The chicklets were on their way home from a luau when they started talking about humans again.
“My mom said that we have to stay away from humans because they believe that they have the right to decide who gets to live or die,” chirped Clarence. “She said they hate us.”
“What did we do to them?” peeped Roxy.
“Nothing,” chirped Clarence. “They just hate us, that’s why they treat us the way they do.”
“Well, my mom said that if aliens from another planet attacked the earth, all the wars would stop so that everyone could fight against the aliens.
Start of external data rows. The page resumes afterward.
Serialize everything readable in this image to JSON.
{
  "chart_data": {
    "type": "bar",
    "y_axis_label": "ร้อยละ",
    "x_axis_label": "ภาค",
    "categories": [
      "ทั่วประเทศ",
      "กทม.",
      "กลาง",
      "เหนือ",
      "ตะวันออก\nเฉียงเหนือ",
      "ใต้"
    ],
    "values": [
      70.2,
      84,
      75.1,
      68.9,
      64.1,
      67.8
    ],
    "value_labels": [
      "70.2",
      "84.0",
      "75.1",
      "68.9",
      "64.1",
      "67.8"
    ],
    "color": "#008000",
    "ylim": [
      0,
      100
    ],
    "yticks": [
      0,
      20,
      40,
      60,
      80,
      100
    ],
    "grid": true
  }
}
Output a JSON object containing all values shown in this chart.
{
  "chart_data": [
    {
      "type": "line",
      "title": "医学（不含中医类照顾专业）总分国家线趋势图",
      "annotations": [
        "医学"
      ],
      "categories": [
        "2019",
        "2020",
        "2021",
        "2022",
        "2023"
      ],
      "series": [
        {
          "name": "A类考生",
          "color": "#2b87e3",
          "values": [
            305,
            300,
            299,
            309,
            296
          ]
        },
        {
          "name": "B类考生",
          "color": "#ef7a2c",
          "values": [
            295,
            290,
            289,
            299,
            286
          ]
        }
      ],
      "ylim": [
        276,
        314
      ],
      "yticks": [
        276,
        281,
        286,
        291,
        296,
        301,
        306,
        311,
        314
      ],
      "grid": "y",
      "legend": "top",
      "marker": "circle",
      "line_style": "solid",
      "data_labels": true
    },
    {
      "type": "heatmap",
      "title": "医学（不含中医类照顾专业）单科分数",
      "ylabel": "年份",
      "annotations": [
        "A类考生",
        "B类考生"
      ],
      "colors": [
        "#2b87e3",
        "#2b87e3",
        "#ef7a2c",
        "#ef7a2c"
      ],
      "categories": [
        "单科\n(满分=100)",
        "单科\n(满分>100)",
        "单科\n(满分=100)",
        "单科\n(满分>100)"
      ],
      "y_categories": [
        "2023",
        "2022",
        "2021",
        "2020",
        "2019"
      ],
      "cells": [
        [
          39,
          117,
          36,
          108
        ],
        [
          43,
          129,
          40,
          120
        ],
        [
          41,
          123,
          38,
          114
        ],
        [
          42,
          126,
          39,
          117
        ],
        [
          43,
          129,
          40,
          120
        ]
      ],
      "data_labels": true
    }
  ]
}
As soon as they were finished killing them, which my mom said would never happen, they would start to kill each other again,” peeped Roxy.
“What’s a alien?” chirped James.
“Someone who lives underground at Area 51 in Nevada,” peeped Roxy.
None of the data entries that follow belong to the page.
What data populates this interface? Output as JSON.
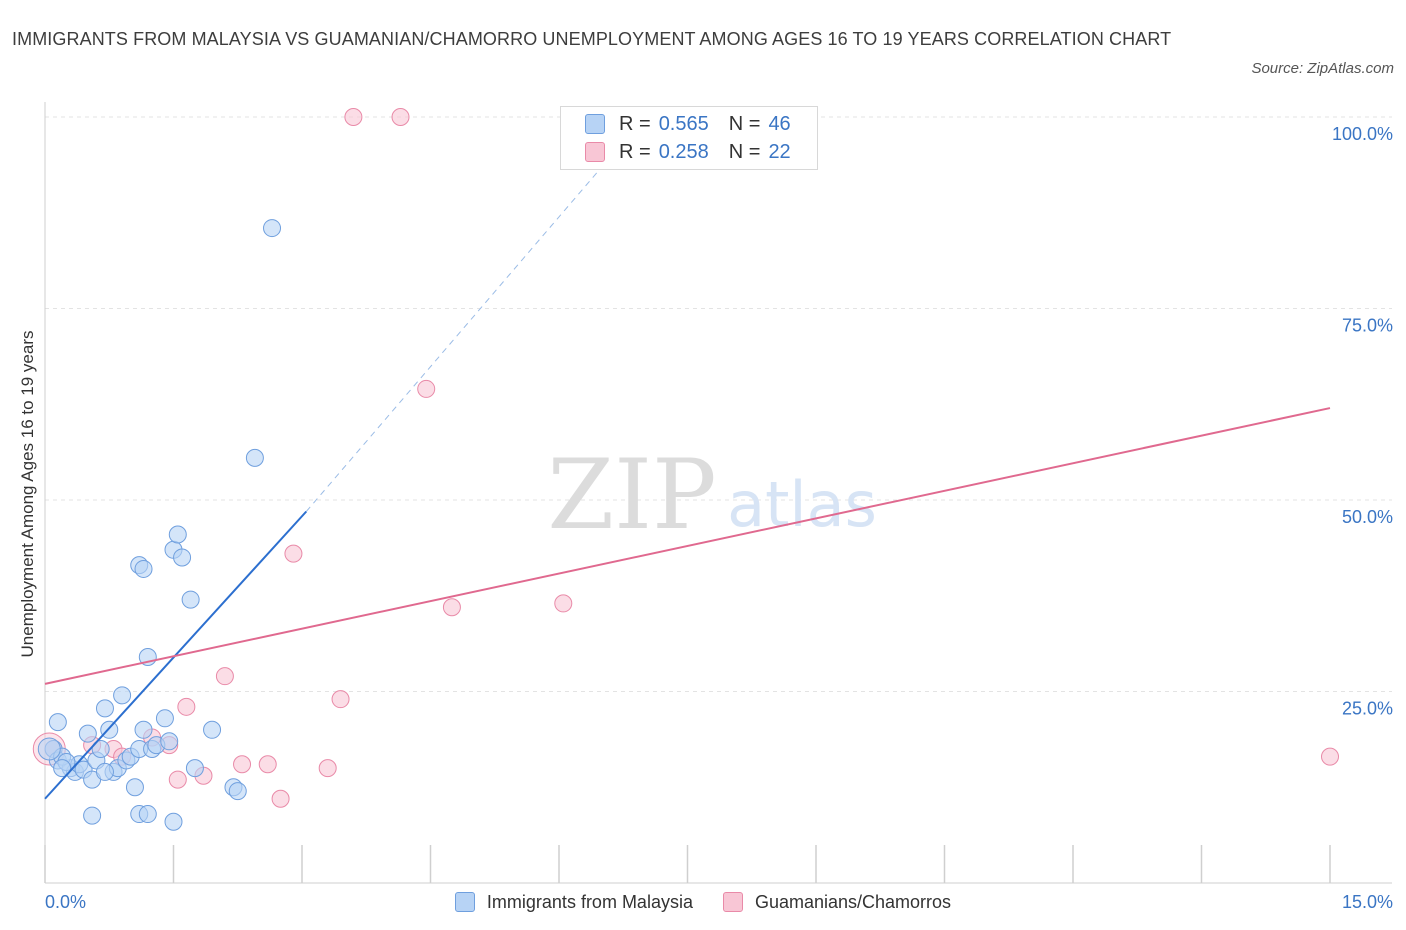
{
  "header": {
    "title": "IMMIGRANTS FROM MALAYSIA VS GUAMANIAN/CHAMORRO UNEMPLOYMENT AMONG AGES 16 TO 19 YEARS CORRELATION CHART",
    "source": "Source: ZipAtlas.com"
  },
  "watermark": {
    "zip": "ZIP",
    "atlas": "atlas"
  },
  "legend_top": {
    "rows": [
      {
        "r_label": "R =",
        "r_value": "0.565",
        "n_label": "N =",
        "n_value": "46"
      },
      {
        "r_label": "R =",
        "r_value": "0.258",
        "n_label": "N =",
        "n_value": "22"
      }
    ]
  },
  "colors": {
    "blue_fill": "#b7d3f5",
    "blue_stroke": "#6f9fde",
    "blue_line": "#2c6fcf",
    "pink_fill": "#f8c6d5",
    "pink_stroke": "#e98aa8",
    "pink_line": "#e0698f",
    "axis_text": "#3a75c4",
    "grid": "#e3e3e3"
  },
  "chart_data": {
    "type": "scatter",
    "title": "IMMIGRANTS FROM MALAYSIA VS GUAMANIAN/CHAMORRO UNEMPLOYMENT AMONG AGES 16 TO 19 YEARS CORRELATION CHART",
    "xlabel": "",
    "ylabel": "Unemployment Among Ages 16 to 19 years",
    "xlim": [
      0,
      15
    ],
    "ylim": [
      0,
      100
    ],
    "x_tick_labels": [
      "0.0%",
      "15.0%"
    ],
    "y_tick_labels": [
      "100.0%",
      "75.0%",
      "50.0%",
      "25.0%"
    ],
    "y_ticks": [
      100,
      75,
      50,
      25
    ],
    "grid": true,
    "legend_position": "bottom",
    "series": [
      {
        "name": "Immigrants from Malaysia",
        "r": 0.565,
        "n": 46,
        "points": [
          [
            0.1,
            17.5
          ],
          [
            0.15,
            16
          ],
          [
            0.3,
            15
          ],
          [
            0.35,
            14.5
          ],
          [
            0.4,
            15.5
          ],
          [
            0.45,
            14.8
          ],
          [
            0.2,
            16.5
          ],
          [
            0.25,
            15.8
          ],
          [
            0.5,
            19.5
          ],
          [
            0.6,
            16
          ],
          [
            0.65,
            17.5
          ],
          [
            0.55,
            13.5
          ],
          [
            0.7,
            22.8
          ],
          [
            0.75,
            20
          ],
          [
            0.8,
            14.5
          ],
          [
            0.85,
            15
          ],
          [
            0.9,
            24.5
          ],
          [
            0.95,
            16
          ],
          [
            1.0,
            16.5
          ],
          [
            1.05,
            12.5
          ],
          [
            1.1,
            17.5
          ],
          [
            1.15,
            20
          ],
          [
            1.2,
            29.5
          ],
          [
            1.25,
            17.5
          ],
          [
            1.3,
            18
          ],
          [
            1.4,
            21.5
          ],
          [
            1.45,
            18.5
          ],
          [
            1.5,
            43.5
          ],
          [
            1.1,
            9
          ],
          [
            1.2,
            9
          ],
          [
            0.55,
            8.8
          ],
          [
            1.1,
            41.5
          ],
          [
            1.15,
            41
          ],
          [
            1.55,
            45.5
          ],
          [
            1.6,
            42.5
          ],
          [
            1.7,
            37
          ],
          [
            1.75,
            15
          ],
          [
            1.95,
            20
          ],
          [
            2.2,
            12.5
          ],
          [
            2.25,
            12
          ],
          [
            1.5,
            8
          ],
          [
            2.45,
            55.5
          ],
          [
            2.65,
            85.5
          ],
          [
            0.15,
            21
          ],
          [
            0.2,
            15
          ],
          [
            0.7,
            14.5
          ]
        ],
        "trend": {
          "x": [
            0,
            3.05
          ],
          "y": [
            11,
            48.5
          ],
          "dashed_to": [
            7.0,
            100
          ]
        }
      },
      {
        "name": "Guamanians/Chamorros",
        "r": 0.258,
        "n": 22,
        "points": [
          [
            0.1,
            17.5
          ],
          [
            0.55,
            18
          ],
          [
            0.8,
            17.5
          ],
          [
            0.9,
            16.5
          ],
          [
            1.25,
            19
          ],
          [
            1.45,
            18
          ],
          [
            1.65,
            23
          ],
          [
            1.55,
            13.5
          ],
          [
            1.85,
            14
          ],
          [
            2.1,
            27
          ],
          [
            2.3,
            15.5
          ],
          [
            2.6,
            15.5
          ],
          [
            2.75,
            11
          ],
          [
            2.9,
            43
          ],
          [
            3.3,
            15
          ],
          [
            3.45,
            24
          ],
          [
            3.6,
            100
          ],
          [
            4.15,
            100
          ],
          [
            4.45,
            64.5
          ],
          [
            4.75,
            36
          ],
          [
            6.05,
            36.5
          ],
          [
            15.0,
            16.5
          ]
        ],
        "trend": {
          "x": [
            0,
            15.0
          ],
          "y": [
            26,
            62
          ]
        }
      }
    ]
  }
}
“What’s Nevada?” chirped James.
“I have no idea,” chirped Clarence honestly. “None at all.”
“Do you think they sell food there?” chirped James.
“Maybe,” answered Clarence.
“I’d like some popcorn,” chirped James
“The kitchen’s still open,” chirped Clarence.
“Maybe if humans stopped fighting for a while and had more snacks they would be happy like we are,” peeped Roxy.
“I don’t think so,” chirped Clarence, shaking his head. “My mom said they’re broken.”
“My mom said that what doesn’t kill you doesn’t make you stronger,” chirped Edward. “She said it just makes you miserable, unhappy, depressed, broken and destroys the joy you once had in life to the point that you often wish whatever it was, did kill you.”
“What does that mean?”
“I think it means that it’s better not to have anything try and kill you.”
“Oh, that makes sense,” chirped Muffin. “Why didn’t she just say that in the beginning?”
Edward shrugged. “You know how moms’ are.”
“Want some cotton candy?”
“Sure.” chirped Edward. “So don’t let anything try and kill you.”
“Promise,” peeped Muffin. “You either.”
When I asked the chicklets and their friends to pose for this picture and told them what the heading would say, they were confused. They said, “Why wouldn’t someone be happy for someone else?” I started to explain but found that I didn’t really know the answer. Chicklets don’t understand jealously, resentment, hatred or greed. Those words don’t exist in their world. So I shrugged and said, “I have no idea why some people aren’t happy for others.” They said, “We are happy for everyone because when someone is happy then we are all happy too.” I kissed all of them and thanked them for posing. I told them I would pass along their chirps and peeps.